Samir Shaptahoviç

Personal information
- Born: August 2, 1981 (age 44) Bar, SR Montenegro, SFR Yugoslavia
- Nationality: Kosovan
- Listed height: 5 ft 9 in (1.75 m)
- Listed weight: 160 lb (73 kg)

Career information
- NBA draft: 2010: undrafted
- Playing career: 2001–2015
- Position: Point guard

Career history
- 2001–2004: Prishtina
- 2007–2008: Tindastóll
- 2008–2009: Mornar Bar
- 2011–2012: Bashkimi Prizren
- 2012–2015: Peja

Career highlights
- 4× Kosovo Superleague champion (2002,2003,2005, 2013); 3× Kosovo Cup winner (2002,2003, 2011);

= Samir Shaptahoviç =

Kosovo-Albanian retired basketball player (born 1981)

Samir Shaptahoviç (also known in Albanian as Samir Shaptahu) is a Kosovo-Albanian retired professional basketball player, who last played for Peja of the Kosovo Basketball Superleague. He was born in Bar Tivar in Montenegro in an Albanian family. He is considered one of the best players that the Kosovo Basketball Superleague ever had. He played in Kosovo Basketball Superleague and in Balkan International Basketball League.

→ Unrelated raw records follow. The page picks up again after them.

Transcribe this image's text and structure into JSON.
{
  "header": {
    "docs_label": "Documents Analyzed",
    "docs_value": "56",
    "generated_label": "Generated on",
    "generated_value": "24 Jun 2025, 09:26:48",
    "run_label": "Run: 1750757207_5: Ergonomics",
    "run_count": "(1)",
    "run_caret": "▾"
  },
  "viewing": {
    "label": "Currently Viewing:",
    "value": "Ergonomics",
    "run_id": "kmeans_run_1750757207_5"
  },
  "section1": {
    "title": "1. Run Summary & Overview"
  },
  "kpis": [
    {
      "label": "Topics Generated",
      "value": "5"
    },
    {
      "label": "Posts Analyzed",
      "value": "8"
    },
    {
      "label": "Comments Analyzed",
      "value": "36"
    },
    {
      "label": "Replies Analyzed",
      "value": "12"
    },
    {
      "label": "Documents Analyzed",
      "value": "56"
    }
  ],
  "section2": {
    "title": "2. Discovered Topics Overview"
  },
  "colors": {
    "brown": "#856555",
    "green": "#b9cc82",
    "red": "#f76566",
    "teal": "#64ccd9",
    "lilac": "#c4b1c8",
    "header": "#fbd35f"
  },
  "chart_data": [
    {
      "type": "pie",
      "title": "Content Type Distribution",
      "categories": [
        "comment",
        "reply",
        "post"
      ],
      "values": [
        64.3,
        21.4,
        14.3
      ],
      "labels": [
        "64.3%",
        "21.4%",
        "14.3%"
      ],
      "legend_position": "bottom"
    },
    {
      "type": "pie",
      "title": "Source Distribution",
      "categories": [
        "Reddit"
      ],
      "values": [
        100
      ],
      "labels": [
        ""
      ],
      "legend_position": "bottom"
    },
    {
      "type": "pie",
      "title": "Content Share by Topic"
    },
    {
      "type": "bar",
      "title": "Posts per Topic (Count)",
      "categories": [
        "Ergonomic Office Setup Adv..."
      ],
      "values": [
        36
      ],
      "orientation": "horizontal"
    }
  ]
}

He was a member of the Kosovo national basketball team, and also a member of the Albanian national basketball team.

He has won the Kosovo Basketball Superleague troph thricey, first with Prishtina in 2001–02, 2002-2003 and second with Peja in 2012–13 season. He has also played in Mornar Bar team and also in Mabetex Prishtina for one season. He is considered a basketball legend in Kosovo. At the end of the 2014–15 season, he announced his retirement from basketball in Kosovo.

==Professional career==

===2014-15 season===
Shaptahoviç played for KB Peja team in Kosovo Basketball Superleague and in Balkan International Basketball League. in 2014–15 season, Shaptahoviç was one of the best of his team. In Kosovo Superleague he averaged with very impressive stats: 20.1 points, 8.1 assists and 4.0 rebounds per game in 27 games played. And in BIBL he averaged with 17.3 points, 5.4 assists and 2.8 rebounds per game in 14 games played.